Fig.1. Energy diagram of production, distribution and consumption of compressed air at mining enterprises in Russia 1 – energy losses at the compressor station; 2 – energy losses in the air duct network; 3 – energy losses in pneumatic consumers; 4 – useful work

This level of energy loss in compressed air systems should now be considered unacceptable due to the significant impact on the production of a competitive product. Improving the energy efficiency of technological process of production and distribution of compressed air is based on modernization, technological development and the transition to the rational use of energy resources [7-10].

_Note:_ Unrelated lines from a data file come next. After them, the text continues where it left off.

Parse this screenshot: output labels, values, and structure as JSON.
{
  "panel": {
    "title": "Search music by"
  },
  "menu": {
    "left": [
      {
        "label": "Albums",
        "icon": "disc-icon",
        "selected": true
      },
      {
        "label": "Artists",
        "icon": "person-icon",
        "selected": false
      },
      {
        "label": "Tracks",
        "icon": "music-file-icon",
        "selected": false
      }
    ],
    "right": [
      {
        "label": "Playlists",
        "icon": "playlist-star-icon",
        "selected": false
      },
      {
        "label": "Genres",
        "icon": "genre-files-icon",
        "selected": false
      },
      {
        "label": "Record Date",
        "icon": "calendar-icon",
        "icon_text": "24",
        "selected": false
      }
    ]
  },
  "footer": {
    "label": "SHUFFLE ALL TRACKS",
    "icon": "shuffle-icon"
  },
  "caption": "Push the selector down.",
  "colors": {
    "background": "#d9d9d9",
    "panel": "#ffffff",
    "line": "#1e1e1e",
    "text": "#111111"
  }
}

Opportunities to reduce energy costs for the production of compressed air are associated with a reduction in energy costs for driving compressors, transporting air through pipeline systems, and controlling pneumatic systems [11]. In papers [12, 13] it was noted that the introduction of the necessary measures for energy saving in the systems of production and transportation of compressed air has the potential to reduce energy consumption from 56 to 66 %.

The solution of the problem is carried out by complex methods. The main directions for increasing the efficiency of compressed air systems are aimed at using an electric drive with high efficiency [14], frequency-controlled drives implementation [15, 16], automatic control systems modernization [17, 18], use of modern designs of dehumidifiers and air filters [3, 19]. Consideration should be given to the external part of compressed air systems, which includes the air distribution network with shut-off and control equipment, and the process equipment itself, which have a significant impact on energy efficiency. It should be noted that some methods of compressor stations efficiency improving can lead to a deterioration in other technical indicators of the enterprise, for example, the introduction of a frequency-controlled drive negatively affects the level of power quality in terms of non-sinusoidal voltage and current [20].

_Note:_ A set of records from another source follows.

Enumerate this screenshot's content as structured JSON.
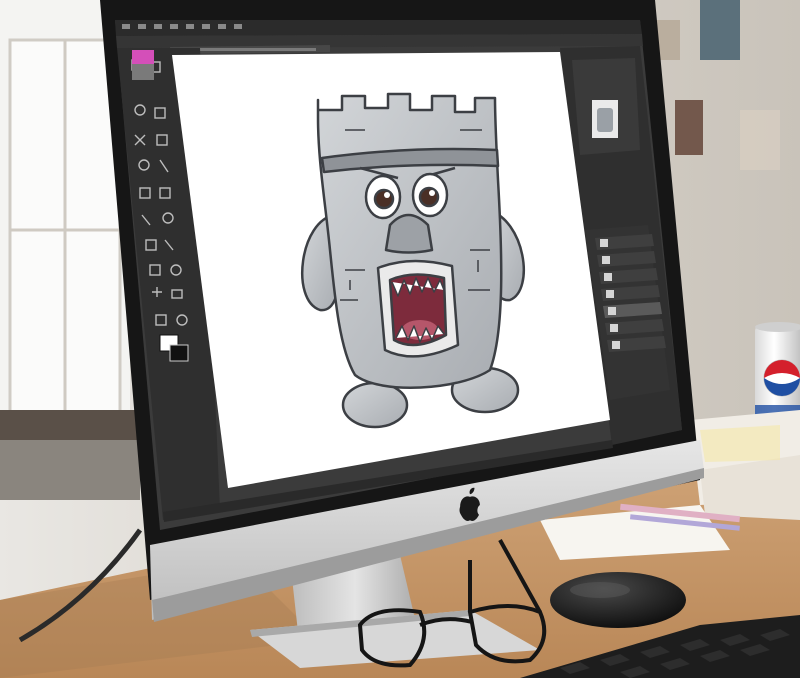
{
  "scene": {
    "description_tag": "photo-imac-photoshop",
    "colors": {
      "wall": "#d9d4cc",
      "desk": "#c79a6e",
      "monitor_frame": "#141414",
      "chin": "#dcdcdc",
      "app_bg": "#3a3a3a",
      "panel": "#2e2e2e",
      "canvas": "#ffffff",
      "character_grey": "#c2c6ca",
      "mouth": "#7d2b3c"
    }
  },
  "app": {
    "name": "image-editor",
    "menu_items": [
      "",
      "",
      "",
      "",
      "",
      "",
      "",
      "",
      ""
    ],
    "tab_title": "",
    "status_text": ""
  },
  "layers": [
    {
      "name": "",
      "visible": true
    },
    {
      "name": "",
      "visible": true
    },
    {
      "name": "",
      "visible": true
    },
    {
      "name": "",
      "visible": true
    },
    {
      "name": "",
      "visible": true
    },
    {
      "name": "",
      "visible": true,
      "selected": true
    },
    {
      "name": "",
      "visible": true
    }
  ],
  "tools": [
    "move",
    "marquee",
    "lasso",
    "quick-select",
    "crop",
    "eyedropper",
    "heal",
    "brush",
    "clone",
    "history-brush",
    "eraser",
    "gradient",
    "blur",
    "dodge",
    "pen",
    "type",
    "path-select",
    "shape",
    "hand",
    "zoom"
  ],
  "props": {
    "monitor_logo": "apple-logo",
    "can": "soda-can",
    "glasses": "eyeglasses",
    "mouse": "mouse",
    "keyboard": "keyboard"
  }
}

Energy audit of enterprises allows to identify technical problems of compressed air systems and its distribution [21-23]. The studies note that despite the high cost of this energy carrier, the enterprises do not take into account the efficiency of the system until the pressure loss in the system reaches a critical level and begins to affect the normal course of the technological process and the normal operation of the equipment [14]. This feature of the systems leads to a temporary delay in the implementation of the necessary control actions aimed at improving the energy efficiency of production [24].

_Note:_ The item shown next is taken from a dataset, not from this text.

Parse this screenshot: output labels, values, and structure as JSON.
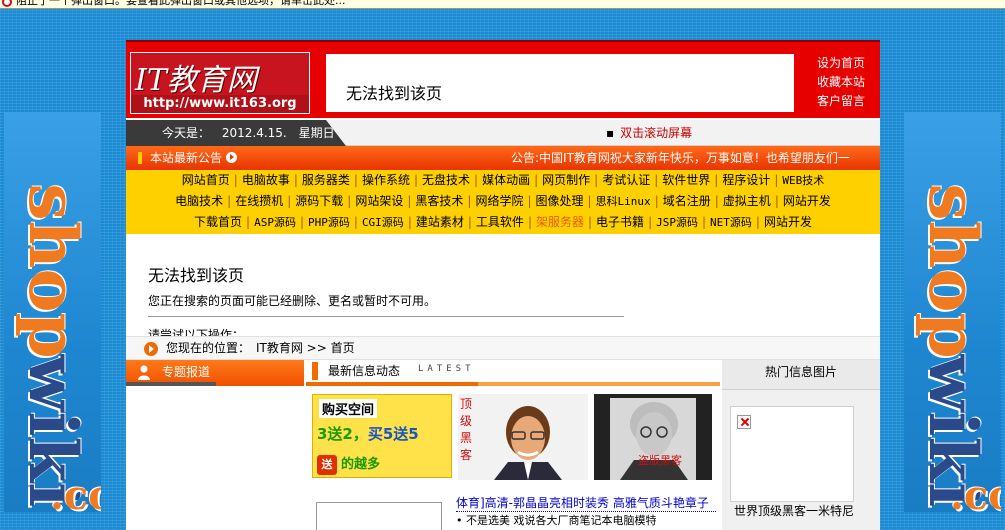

The recently promoted concept of the development of monitoring and control systems for intelligent technical complexes [7, 25] requires the development of automated systems at the enterprises of the mining industry, which would take into account the necessary factors of the life cycle of the considered technological schemes.


A promising direction for improving energy efficiency at industrial enterprises is the introduction of high-quality energy management, which will play a significant role in maintaining the minimum electricity costs at the required level. This is achieved during the energy audit process and allows to maintain reduced energy consumption in production with savings of up to 20 % [26]. Despite the high efficiency, the implementation of energy management is constrained by the support of other priority areas by enterprises: improving the technical skills of management personnel and low motivation of employees who make the necessary decisions [27, 28].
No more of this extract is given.